Law firm Moore Blatch has issued a stark warning, ahead of the London Tattoo Convention, by reiterating that both current employees and students who may be looking for a job may have their prospects affected if they get inked.
The group said that although one in five Britons now has a tattoo, candidates applying for positions such as cabin crew staff, nurses, police officers, and so on, could have their job applications disqualified or refused, if they admitted to having a tattoo.
"Tattoos used to be confined to bikers, sailors or artistic individuals seeking to express themselves, but today, tattoos are commonplace and attitudes towards them are changing," said Katherine Maxwell, partner and head of employment law at Moore Blatch Solicitors.
"Saying that, we would advise anyone thinking of getting a tattoo to consider carefully how this may affect their current or future job prospects as the law is still ambiguous.

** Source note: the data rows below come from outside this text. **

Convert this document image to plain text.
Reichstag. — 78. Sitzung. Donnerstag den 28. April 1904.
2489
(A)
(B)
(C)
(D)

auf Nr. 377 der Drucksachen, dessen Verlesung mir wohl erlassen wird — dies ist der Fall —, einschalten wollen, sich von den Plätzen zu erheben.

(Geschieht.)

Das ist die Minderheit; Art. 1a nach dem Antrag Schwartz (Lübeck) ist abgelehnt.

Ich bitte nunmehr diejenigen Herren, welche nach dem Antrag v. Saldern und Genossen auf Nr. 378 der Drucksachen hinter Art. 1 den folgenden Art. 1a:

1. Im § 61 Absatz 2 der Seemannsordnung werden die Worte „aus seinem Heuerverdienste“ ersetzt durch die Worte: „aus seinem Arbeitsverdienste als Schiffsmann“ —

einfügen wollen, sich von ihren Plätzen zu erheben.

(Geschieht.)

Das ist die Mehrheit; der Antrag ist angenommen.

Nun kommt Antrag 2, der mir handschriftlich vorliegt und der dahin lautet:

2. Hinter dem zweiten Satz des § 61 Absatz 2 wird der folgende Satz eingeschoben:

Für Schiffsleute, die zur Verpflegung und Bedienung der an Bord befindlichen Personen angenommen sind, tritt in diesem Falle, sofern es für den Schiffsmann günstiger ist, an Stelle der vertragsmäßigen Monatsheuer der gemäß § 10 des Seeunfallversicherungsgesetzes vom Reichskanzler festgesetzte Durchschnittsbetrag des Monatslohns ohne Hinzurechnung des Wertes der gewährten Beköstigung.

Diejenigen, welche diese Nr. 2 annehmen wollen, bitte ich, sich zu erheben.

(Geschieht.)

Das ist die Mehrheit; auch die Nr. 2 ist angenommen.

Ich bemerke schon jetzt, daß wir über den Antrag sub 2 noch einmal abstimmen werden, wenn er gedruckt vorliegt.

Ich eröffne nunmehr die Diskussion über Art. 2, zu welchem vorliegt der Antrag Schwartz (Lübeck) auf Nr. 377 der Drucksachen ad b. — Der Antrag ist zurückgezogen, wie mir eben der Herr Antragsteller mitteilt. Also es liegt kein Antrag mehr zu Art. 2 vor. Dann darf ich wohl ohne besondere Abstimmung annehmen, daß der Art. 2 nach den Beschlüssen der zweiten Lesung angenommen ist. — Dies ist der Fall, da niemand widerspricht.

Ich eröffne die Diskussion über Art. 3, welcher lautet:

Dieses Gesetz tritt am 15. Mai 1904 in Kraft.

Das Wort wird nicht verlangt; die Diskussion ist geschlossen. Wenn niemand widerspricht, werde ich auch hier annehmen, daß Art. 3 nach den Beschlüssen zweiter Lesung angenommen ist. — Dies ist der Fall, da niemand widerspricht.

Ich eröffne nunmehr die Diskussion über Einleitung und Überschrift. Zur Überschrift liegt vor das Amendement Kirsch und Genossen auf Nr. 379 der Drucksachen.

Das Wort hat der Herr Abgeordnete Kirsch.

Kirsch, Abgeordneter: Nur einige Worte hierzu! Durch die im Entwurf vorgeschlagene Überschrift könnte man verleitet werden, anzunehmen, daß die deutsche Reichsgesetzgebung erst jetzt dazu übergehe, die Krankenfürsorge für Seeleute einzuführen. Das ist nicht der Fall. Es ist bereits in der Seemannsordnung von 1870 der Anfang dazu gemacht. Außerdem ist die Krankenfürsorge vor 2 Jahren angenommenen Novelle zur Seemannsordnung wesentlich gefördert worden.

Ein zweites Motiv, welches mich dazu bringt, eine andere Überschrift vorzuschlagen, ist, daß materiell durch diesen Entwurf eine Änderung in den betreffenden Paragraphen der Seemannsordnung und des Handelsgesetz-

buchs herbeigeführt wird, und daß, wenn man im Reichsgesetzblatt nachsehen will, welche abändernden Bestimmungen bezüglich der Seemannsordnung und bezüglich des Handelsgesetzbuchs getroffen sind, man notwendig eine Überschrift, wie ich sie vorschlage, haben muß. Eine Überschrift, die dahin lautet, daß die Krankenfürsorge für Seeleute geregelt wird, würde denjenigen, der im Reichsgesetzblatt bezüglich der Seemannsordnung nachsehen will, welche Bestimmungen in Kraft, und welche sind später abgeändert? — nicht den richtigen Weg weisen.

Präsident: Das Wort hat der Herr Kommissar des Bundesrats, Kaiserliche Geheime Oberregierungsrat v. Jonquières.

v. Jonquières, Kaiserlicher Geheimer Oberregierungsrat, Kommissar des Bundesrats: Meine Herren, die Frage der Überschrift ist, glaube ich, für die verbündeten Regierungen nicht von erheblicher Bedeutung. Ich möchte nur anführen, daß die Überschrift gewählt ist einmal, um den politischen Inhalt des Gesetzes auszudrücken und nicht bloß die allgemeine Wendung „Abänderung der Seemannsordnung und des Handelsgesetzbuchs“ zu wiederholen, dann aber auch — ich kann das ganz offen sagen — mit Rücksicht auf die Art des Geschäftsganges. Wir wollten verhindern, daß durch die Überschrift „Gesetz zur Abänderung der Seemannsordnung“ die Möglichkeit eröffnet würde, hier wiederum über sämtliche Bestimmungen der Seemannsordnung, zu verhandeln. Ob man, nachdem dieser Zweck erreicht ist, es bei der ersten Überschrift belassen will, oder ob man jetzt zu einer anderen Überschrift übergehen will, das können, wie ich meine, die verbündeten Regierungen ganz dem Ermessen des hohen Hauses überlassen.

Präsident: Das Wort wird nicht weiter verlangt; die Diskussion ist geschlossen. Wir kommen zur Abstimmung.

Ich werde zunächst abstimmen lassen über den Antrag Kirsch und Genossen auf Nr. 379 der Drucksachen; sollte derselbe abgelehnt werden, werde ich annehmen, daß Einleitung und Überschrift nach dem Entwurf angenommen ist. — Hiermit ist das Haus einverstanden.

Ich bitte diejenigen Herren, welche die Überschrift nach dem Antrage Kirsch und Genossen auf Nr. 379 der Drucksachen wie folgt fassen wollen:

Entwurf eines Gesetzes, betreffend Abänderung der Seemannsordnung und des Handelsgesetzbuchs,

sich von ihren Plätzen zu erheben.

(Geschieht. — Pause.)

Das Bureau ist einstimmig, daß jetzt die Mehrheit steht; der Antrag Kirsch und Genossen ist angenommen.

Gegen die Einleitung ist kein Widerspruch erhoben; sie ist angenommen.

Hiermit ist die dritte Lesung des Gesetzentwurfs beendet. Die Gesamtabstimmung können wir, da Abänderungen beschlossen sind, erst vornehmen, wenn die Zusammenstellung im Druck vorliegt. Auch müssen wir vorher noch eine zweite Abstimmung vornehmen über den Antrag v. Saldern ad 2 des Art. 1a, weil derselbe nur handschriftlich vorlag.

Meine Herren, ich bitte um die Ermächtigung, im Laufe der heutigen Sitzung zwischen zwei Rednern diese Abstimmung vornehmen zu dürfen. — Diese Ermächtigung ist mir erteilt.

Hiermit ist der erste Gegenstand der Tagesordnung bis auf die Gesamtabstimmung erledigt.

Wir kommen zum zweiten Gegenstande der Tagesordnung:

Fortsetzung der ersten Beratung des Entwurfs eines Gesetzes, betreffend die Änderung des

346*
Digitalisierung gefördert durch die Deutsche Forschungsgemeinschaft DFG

"We would also advise businesses who are considering introducing a new policy which prohibits tattoos to be careful when drawing up their code of conduct. Employers should take into account existing employees with tattoos and also think about whether the tattoo would affect the job, and, if yes, in what way."
Under UK law employers are currently permitted to refuse to hire someone because they have a tattoo, can ask employees to cover up any visible tattoos whilst at work, and dismiss an employee for getting a tattoo.
However, Moore Blatch adds that there are exceptions and the law is not always completely clear.
"In cases where the tattoos may have religious significance, for example, employees could find they have a case for being discriminated against by reason of their religion or belief (section 10 Equality Act 2010)," said the law firm.
"Also, elsewhere, legislation states that an employee with at least two years continuous service has the right not to be dismissed unfairly, should they get a tattoo against their employer's code of conduct."